I think that I am in my QLC because of uncertainty...here I am, 23 years old, in a job I hate - and it hasn't been my first job since college that I dislike! If I change careers, will I be happy? Should I just start having kids so I don't have to deal with it? Or is that just delaying my inevitable career unhappiness? Is grad school the right choice for me? Its far away, am I going to regret this commute? My QLC goes in spurts. I haven't posted much recently because I haven't felt compelled to do so, and my life seemed to be going fine. However, out of nowhere, I will start feeling like crap again (that day happened to be today) and I know I am not through with my QLC. I hope you are finished with yours - it is a miserable place to be, and so confusing!

CityGal
11-14-2006, 04:53 PM
Completely understand you. Sometimes you just get hit hard with everything. Hope you are able to manage all those things and figure them out in a timely manner so they don't seem overwhelming.

Deni81
11-14-2006, 05:47 PM
I know for me my QLC comes and goes in spurts. The first spurt was almost 3 years when I graduated college with an English degree and looking for a job.
Now, I am 25 working in a job I enjoy (even though it drains me sometimes) and moved out of my parents house.

snowchaser
11-19-2006, 02:54 PM
I think you may very well be "moving on or through your QLC." How would I know? Well, it sounds similar to what I've felt the past couple months. Although, everything isn't perfect in my life ie) relationship; I'm finally in a place/city I want to be and I'm embracing the future. I'm no longer afraid of getting older- I realize there is life after graduation, you just have to put in a hell of a lot more effort than you did in college. But in a way, that's empowering.

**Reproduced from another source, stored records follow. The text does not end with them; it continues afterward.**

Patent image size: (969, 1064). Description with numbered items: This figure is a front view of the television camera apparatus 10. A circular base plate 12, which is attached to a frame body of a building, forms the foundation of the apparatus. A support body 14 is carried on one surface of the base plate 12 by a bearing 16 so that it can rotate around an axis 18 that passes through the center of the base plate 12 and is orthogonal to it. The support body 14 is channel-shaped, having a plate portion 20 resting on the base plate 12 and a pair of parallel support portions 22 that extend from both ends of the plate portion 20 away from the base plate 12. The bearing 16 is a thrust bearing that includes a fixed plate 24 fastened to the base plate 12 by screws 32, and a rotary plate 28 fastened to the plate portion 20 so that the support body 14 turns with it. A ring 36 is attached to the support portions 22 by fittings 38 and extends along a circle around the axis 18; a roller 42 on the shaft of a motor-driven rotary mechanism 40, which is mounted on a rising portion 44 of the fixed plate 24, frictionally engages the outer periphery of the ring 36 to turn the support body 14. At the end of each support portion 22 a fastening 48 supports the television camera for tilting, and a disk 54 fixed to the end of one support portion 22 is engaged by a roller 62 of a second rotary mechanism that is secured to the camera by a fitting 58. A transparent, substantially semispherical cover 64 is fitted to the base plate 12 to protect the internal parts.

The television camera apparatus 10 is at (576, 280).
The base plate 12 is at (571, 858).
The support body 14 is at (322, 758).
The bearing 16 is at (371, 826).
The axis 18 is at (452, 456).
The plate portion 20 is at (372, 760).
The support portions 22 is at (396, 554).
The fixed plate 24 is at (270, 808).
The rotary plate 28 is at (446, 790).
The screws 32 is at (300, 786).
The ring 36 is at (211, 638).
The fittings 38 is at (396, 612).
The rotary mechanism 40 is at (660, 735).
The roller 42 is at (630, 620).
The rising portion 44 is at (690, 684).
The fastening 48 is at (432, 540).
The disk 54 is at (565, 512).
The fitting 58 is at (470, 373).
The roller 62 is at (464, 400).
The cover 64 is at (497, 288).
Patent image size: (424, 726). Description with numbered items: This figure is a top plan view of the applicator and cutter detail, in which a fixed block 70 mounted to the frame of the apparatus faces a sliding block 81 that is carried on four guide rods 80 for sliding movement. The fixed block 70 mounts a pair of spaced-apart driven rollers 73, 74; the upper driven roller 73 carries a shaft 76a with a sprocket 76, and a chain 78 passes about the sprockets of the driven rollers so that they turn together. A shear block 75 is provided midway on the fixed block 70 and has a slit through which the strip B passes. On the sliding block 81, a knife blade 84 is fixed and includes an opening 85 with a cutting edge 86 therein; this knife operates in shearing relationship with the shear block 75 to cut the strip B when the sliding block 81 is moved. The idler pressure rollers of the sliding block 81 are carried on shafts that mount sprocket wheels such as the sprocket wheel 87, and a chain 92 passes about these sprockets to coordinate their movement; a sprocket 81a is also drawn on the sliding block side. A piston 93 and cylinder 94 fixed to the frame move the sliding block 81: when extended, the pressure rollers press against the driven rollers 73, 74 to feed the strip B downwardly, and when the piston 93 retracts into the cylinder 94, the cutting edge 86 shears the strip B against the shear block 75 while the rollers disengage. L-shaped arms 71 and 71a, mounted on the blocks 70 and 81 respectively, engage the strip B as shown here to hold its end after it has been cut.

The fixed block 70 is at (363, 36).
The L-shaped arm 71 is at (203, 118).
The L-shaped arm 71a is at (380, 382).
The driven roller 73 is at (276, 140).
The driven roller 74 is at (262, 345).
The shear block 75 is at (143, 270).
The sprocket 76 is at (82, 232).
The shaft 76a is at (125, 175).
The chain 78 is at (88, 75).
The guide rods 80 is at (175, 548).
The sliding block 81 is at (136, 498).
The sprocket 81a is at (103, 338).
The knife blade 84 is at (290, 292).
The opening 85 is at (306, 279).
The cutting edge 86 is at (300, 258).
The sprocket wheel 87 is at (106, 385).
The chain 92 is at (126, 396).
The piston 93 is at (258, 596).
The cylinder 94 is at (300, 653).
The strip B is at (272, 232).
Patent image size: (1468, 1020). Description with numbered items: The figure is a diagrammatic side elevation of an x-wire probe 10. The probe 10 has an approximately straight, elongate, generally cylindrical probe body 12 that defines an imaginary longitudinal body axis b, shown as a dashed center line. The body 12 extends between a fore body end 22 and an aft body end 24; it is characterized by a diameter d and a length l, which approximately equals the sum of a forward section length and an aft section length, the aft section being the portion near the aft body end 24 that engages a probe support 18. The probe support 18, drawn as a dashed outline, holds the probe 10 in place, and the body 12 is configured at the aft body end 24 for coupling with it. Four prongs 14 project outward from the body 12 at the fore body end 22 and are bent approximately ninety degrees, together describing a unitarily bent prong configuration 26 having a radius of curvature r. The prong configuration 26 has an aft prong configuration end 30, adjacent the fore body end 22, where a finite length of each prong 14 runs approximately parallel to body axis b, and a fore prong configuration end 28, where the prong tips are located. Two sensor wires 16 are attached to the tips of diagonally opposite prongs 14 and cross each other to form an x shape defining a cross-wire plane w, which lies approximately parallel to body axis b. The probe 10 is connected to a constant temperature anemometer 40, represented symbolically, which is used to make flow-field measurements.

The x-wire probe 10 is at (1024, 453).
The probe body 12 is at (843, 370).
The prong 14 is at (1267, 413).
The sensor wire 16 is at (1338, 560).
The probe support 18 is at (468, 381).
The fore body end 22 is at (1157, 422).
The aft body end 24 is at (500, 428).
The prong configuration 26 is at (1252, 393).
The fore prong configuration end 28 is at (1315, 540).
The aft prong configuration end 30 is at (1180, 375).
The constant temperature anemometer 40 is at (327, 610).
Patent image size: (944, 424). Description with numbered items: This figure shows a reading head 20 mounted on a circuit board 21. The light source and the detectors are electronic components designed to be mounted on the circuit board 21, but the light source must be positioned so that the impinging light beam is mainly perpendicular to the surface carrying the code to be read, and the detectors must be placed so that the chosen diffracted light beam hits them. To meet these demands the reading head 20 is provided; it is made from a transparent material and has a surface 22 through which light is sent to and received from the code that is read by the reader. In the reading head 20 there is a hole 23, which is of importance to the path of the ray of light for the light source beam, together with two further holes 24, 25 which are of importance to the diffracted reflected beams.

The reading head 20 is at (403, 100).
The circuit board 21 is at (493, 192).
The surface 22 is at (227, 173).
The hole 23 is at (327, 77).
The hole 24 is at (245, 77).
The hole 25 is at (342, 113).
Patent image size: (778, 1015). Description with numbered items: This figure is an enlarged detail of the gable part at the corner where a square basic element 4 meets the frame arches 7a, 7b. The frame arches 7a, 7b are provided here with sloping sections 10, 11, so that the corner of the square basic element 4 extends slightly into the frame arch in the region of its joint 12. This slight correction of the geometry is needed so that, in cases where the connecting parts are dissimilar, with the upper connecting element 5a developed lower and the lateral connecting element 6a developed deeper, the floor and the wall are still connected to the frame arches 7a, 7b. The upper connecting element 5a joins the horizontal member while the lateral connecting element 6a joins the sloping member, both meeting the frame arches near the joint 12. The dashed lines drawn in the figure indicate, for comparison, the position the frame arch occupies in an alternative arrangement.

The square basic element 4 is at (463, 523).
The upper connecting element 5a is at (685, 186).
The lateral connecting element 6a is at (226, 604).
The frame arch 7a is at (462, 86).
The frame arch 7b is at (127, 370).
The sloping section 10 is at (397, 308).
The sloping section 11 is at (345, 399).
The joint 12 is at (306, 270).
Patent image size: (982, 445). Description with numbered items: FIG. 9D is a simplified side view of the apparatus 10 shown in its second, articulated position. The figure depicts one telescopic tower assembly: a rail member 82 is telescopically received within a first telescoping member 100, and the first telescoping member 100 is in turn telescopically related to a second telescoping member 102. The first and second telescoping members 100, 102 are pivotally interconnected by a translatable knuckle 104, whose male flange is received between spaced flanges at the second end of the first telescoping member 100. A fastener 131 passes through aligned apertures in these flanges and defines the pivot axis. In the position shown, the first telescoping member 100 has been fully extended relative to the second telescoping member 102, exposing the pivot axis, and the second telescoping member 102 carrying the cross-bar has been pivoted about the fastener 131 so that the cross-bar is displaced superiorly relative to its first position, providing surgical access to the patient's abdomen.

I longer gauk at the idea of owning my own home and the idea of marriage. But does this mean I've become more boring? No way. I'm going out, meeting new people and doing all the things I've ever wanted to do or at least plan on doing them. I've definitely come through it though and believe me, I was in the throws of it.. depression, anxiety, feeling stuck, hating my life, etc. for quite a while (1 to 2 years) So, there's hope for all you guys who are in the midst of it still. It does get better, it's just like a hard lesson.

PenforPrez
11-19-2006, 05:33 PM
My QLC comes from the fact I'm confused and embarassingly naive, especially at my age. The two go hand in hand.

I don't know how things work. I don't understand the modern workplace. I don't understand networking or salary negotiations. I don't understand mortgages or how to correctly look for a place of one's own or what to watch out for. I've been guessing all my life; the problem is, at my age, you can't guess anymore. You have to have at least the semblence of an answer, and I just don't.

I'm afraid of the real world; so much so, that I've been in denial all my life. Unfortunately, I can't play that card anymore. I got to figure out something. I just don't know how.

Paul

WorkInProgress
11-19-2006, 05:39 PM
Pen, I think while you might be a bit naive (hey so am I, so no stones thrown), so are a lot of other people. I really believe that there's a lot of "fake it til you make it" going on.

PenforPrez
11-19-2006, 05:44 PM
Pen, I think while you might be a bit naive (hey so am I, so no stones thrown), so are a lot of other people. I really believe that there's a lot of "fake it til you make it" going on.

"Faking it" is something I'm just not able to pull off. Anybody who saw me act in high school could tell you that. ;): I'm too upfront and too expressive to get away with an act. At least, I think so.